Empat Destinasi Wisata di Riau Yang Pantas Mendunia

Posted by

RIAU tidak hanya kaya akan sumber daya alam (SDA), tapi sejatinya juga negeri yang indah, yang layak menjadi daerah tujuan wisata. Itulah sebabnya, Plt. Gubernur Riau H. Arsyadjuliandi Rachman dalam berbagai kesempatan menyatakan bahwa saat ini paling tidak ada empat iven pariwisata di Negeri Lancang Kuning yang pantas menasional bahkan mendunia. Empat iven pariwisata ini seyogyanya juga mendapat dukungan yang maksimal dari Pemerintah Pusat, khususnya Kementerian Pariwisata.
Empat iven pariwisata dimaksud, yakni:
1. Wisata Ombak Bono
WISATA Ombak Bono atau juga disebut Gelombang Bono (Bono Wave) adanya di Sungai Kampar, Teluk Meranti, Pelalawan, Riau. Ombak Bono terjadi karena fenomena alam. Bono merupakan nama yang diberikan oleh masyarakat Teluk Meranti kepada gelombang yang terkategori Tidal Bore, yakni gelombang yang terjadi akibat adanya pertemuan antara arus sungai dengan arus laut yang menuju ke arah hulu dan hilir. Pertemuan ini menyebabkan gelombang besar yang menyerupai kondisi gelombang yang biasa kita lihat di tengah laut. Tinggi Gelombang Bono bisa mencapai 6 meter dengan kecepatan mencapai 40 km/jam.

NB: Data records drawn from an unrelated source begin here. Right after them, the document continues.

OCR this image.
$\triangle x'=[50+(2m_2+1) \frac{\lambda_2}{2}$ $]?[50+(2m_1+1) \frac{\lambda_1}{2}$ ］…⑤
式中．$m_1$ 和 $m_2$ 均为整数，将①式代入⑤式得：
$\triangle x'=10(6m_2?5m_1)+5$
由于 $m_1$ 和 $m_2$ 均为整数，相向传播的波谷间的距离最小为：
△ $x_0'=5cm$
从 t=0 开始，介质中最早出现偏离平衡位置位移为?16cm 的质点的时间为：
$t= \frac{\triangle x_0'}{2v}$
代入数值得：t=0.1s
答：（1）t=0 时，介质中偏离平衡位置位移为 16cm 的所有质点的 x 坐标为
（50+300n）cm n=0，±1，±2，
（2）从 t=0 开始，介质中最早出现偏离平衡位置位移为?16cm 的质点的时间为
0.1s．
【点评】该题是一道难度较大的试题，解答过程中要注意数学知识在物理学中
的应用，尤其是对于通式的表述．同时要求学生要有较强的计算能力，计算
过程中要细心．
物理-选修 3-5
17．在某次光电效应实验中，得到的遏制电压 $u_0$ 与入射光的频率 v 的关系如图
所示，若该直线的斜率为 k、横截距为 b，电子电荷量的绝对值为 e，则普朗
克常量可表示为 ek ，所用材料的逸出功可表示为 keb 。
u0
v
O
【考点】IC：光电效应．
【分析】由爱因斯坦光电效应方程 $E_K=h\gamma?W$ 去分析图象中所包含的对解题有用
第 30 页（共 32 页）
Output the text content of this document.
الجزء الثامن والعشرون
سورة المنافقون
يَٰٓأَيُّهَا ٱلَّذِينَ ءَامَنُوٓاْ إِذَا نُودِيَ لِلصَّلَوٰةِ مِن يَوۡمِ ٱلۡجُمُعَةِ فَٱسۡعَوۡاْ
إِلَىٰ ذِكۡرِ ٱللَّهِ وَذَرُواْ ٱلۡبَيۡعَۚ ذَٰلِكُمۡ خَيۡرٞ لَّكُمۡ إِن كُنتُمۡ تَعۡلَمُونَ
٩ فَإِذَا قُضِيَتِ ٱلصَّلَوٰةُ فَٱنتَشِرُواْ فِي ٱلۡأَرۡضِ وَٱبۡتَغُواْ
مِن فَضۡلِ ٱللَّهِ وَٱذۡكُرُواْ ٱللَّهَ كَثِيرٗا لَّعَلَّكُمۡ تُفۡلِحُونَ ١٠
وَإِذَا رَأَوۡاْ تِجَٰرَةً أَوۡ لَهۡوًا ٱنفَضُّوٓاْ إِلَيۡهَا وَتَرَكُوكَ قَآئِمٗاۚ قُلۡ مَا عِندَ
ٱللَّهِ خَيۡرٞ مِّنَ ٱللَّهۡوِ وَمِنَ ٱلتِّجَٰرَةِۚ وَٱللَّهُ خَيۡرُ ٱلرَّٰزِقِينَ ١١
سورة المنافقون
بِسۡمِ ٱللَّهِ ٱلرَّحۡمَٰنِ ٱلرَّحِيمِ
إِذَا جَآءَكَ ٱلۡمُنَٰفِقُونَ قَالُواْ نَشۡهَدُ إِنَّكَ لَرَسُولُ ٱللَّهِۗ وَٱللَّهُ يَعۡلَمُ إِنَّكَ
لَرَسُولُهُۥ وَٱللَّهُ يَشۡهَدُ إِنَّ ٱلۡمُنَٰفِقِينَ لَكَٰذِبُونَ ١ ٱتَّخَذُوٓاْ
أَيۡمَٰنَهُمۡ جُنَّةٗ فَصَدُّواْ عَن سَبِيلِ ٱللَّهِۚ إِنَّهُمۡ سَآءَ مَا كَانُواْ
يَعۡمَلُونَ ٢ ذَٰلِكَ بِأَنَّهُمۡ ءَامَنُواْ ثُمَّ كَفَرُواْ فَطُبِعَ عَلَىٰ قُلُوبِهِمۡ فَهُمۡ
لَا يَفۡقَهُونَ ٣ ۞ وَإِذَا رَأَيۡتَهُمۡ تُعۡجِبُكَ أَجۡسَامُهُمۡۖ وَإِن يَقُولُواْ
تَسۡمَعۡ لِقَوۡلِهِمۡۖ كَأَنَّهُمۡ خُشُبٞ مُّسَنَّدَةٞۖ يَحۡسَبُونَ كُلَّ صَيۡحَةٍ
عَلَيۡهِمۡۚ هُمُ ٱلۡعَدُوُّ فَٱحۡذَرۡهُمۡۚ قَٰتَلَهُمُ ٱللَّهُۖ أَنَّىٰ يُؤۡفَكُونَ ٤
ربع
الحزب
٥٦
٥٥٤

Dulu, Ombak Bono ini sangat ditakuti masyarakat setempat karena sering memakan korban. Tapi kini, Ombak Bono ditunggu-tunggu masyarakat, khususnya turis mancanegara karena ternyata sangat asik untuk berselancar. Fenomena alam seperti Ombak Bono ini termasuk langka di dunia. Bahkan ada yang menyebut salah satu keajaiban dunia. Ombak Bono di Sungai Kampar, Teluk Meranti ini disebut sebagai ombak terbesar dan terbaik di dunia.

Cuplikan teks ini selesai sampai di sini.